I have been kicked around all my life by people like Roger Steele on one hand and Sir James Wattie on the other, people who want me to do what they want rather than what my heart tells me what I should do. But unlike Roger Steele (in his review of my book Tangi, Salient, March 6), at least the aim has been at my balls. I have never been kicked in the heart before.

It is not so much his criticism of my work that bothers me for at least he has the honesty to say his literary sensibility is dim. I quite agree.

What appalls me, however, is his Pakeha cynicism which leads him to suspect my motives (opportunism, cashing in on a few memories, stealing the thunder of other Maori writers etc), and the Pakeha arrogance to say that one is "invited" (his word not mine) to forget reality and politics when reading my work and that the class interests I serve are the middle and upper classes of society rather than the oppressed sections of the Maori people. Roger Steele should keep his White liberalism, attitudes and generalisations within his own European framework for man, he's way out.

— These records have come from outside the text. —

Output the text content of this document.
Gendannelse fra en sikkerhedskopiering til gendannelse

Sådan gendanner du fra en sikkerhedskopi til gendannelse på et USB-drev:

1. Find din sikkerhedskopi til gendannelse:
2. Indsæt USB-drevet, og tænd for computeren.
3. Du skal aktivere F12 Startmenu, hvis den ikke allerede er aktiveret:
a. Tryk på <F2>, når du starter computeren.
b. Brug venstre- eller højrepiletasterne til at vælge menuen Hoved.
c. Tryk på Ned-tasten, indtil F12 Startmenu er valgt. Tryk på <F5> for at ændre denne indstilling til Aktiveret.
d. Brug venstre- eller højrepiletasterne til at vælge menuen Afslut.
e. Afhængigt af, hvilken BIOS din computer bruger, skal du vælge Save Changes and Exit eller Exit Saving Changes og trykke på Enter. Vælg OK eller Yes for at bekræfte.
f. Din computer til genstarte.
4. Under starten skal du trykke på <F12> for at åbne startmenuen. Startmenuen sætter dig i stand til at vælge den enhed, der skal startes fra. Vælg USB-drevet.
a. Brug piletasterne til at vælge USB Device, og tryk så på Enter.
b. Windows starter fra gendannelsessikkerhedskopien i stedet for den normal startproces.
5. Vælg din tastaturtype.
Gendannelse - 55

His Pakeha attitude is also exposed in his putting down of my experience. Would you believe it, a Pakeha telling me that my experiences are "spurious"! His experiences may be different, so what! I am writing about my own and some of them are not as "quaint" as Roger Steele thinks them to be. I trust my own experience, I follow the dictates of my heart. No Pakeha or Maori, no Government, so-called "class interest'", pressure group or individual will tell me what to write about my own people. If others want to tell it the way they see it, fair enough. But like Sir Jamies, I'm sure not going to let Roger Steele patronise me (and why didn't he reprint my answer to Sir James at the "Book of the Year" ceremony?)

I just wonder what Roger Steele is trying to prove. Is he implying I am a "little brown boy"? (Man, I can shoot that implication down in flames!' Is he saying I am not for die Maori people? He certainly seems to be saying my experiences are wrong and his are right. And to give credence to his view, he has done a patch-up job to suggest I ignore racial contention (have I got news tor him!), a lack of sincerity and have suspect motives. His method is a tissue of insinuations which I find ominously hilarious.

I am committed to the Maori people and Maoritanga in a way Roger Steele could never understand. I have maintained this commitment despite all the kicks I've had going through the system (and acts of Pakeha ignorance as in Salient's misspelling of my name as Itimaera —Sir James couldn't pronounce it properly, Salient can't even spell it correctly which is "hard to ignore, eh"?). Roger Steele's kick to my heart and lack of understanding about the literary genre I wrote Tangi in (Maori traditional poetry) shows his comprehension of Maoritanga as being less than he makes it out to be, and more than anything else I am sorry for him.

Witi Ihimaera

[We spelt your name right fifteen times. Our proofreaders missed the sixteenth. I apologise for that. — Ed.